A pure Rust reader and writer for Stata’s DTA file format.

DTA is the binary format Stata uses to persist datasets. This crate covers every released version of the format (104 through 119), including XML-framed releases (117+), tagged missing values, value-label sets, and long-string (strL) storage.

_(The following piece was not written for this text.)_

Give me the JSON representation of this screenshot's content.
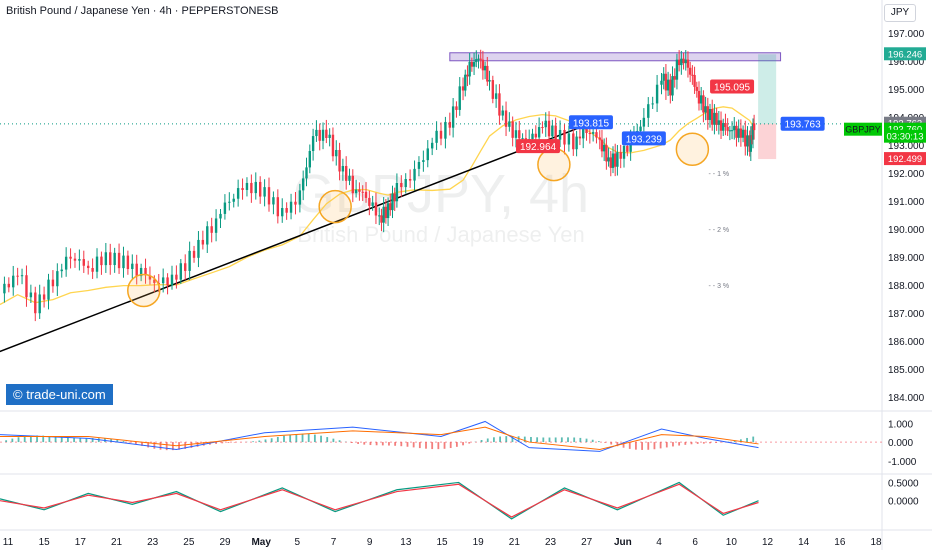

The API is built around a typestate chain — you walk through the sections of a file in order, and each phase hands the underlying I/O handle to the next. See the README for the full tour.

§Reading a DTA file

use dta::stata::dta::dta_reader::DtaReader;
use dta::stata::dta::dta_error::Result;

let mut characteristic_reader = DtaReader::new()
    .from_path("example.dta")?
    .read_header()?
    .read_schema()?;

// Characteristics are optional — skip them if you don't care.
characteristic_reader.skip_to_end()?;

// Iterate observation rows.
let mut record_reader = characteristic_reader.into_record_reader()?;
let schema = record_reader.schema().clone();
while let Some(record) = record_reader.read_record()? {
    for (variable, value) in schema.variables().iter().zip(record.values()) {
        println!("{}: {:?}", variable.name(), value);
    }
}

§Writing a DTA file

use dta::stata::dta::byte_order::ByteOrder;
use dta::stata::dta::dta_error::Result;
use dta::stata::dta::dta_writer::DtaWriter;
use dta::stata::dta::header::Header;
use dta::stata::dta::release::Release;
use dta::stata::dta::schema::Schema;
use dta::stata::dta::value::Value;
use dta::stata::dta::variable::Variable;
use dta::stata::dta::variable_type::VariableType;
use dta::stata::stata_long::StataLong;

let header = Header::builder(Release::V118, ByteOrder::LittleEndian).build();
let schema = Schema::builder()
    .add_variable(Variable::builder(VariableType::Long, "id").format("%12.0g"))
    .build()?;

let mut record_writer = DtaWriter::new()
    .from_path("example.dta")?
    .write_header(header)?
    .write_schema(schema)?
    .into_record_writer()?;
record_writer.write_record(&[Value::Long(StataLong::Present(1))])?;

record_writer
    .into_long_string_writer()?
    .into_value_label_writer()?
    .finish()?;

§Round-trip (runnable)

Both sides together against an in-memory buffer, so this example actually executes in the test harness:

use std::io::Cursor;
use dta::stata::dta::byte_order::ByteOrder;
use dta::stata::dta::dta_error::Result;
use dta::stata::dta::dta_reader::DtaReader;
use dta::stata::dta::dta_writer::DtaWriter;
use dta::stata::dta::header::Header;
use dta::stata::dta::release::Release;
use dta::stata::dta::schema::Schema;
use dta::stata::dta::value::Value;
use dta::stata::dta::variable::Variable;
use dta::stata::dta::variable_type::VariableType;
use dta::stata::stata_long::StataLong;

let header = Header::builder(Release::V118, ByteOrder::LittleEndian).build();
let schema = Schema::builder()
    .add_variable(Variable::builder(VariableType::Long, "id").format("%12.0g"))
    .build()?;

let mut record_writer = DtaWriter::new()
    .from_writer(Cursor::new(Vec::<u8>::new()))
    .write_header(header)?
    .write_schema(schema)?
    .into_record_writer()?;
record_writer.write_record(&[Value::Long(StataLong::Present(42))])?;
let bytes = record_writer
    .into_long_string_writer()?
    .into_value_label_writer()?
    .finish()?
    .into_inner();

let mut characteristic_reader = DtaReader::new()
    .from_reader(Cursor::new(bytes))
    .read_header()?
    .read_schema()?;
characteristic_reader.skip_to_end()?;
let mut record_reader = characteristic_reader.into_record_reader()?;
let record = record_reader.read_record()?.unwrap();
assert_eq!(record.values().len(), 1);

§Async

Enable the tokio feature for async reader and writer mirrors — same typestate chain, .await at each step. DtaReader::from_tokio_* / DtaWriter::from_tokio_* are the entry points.

Modules§

stata
Stata file format types and utilities.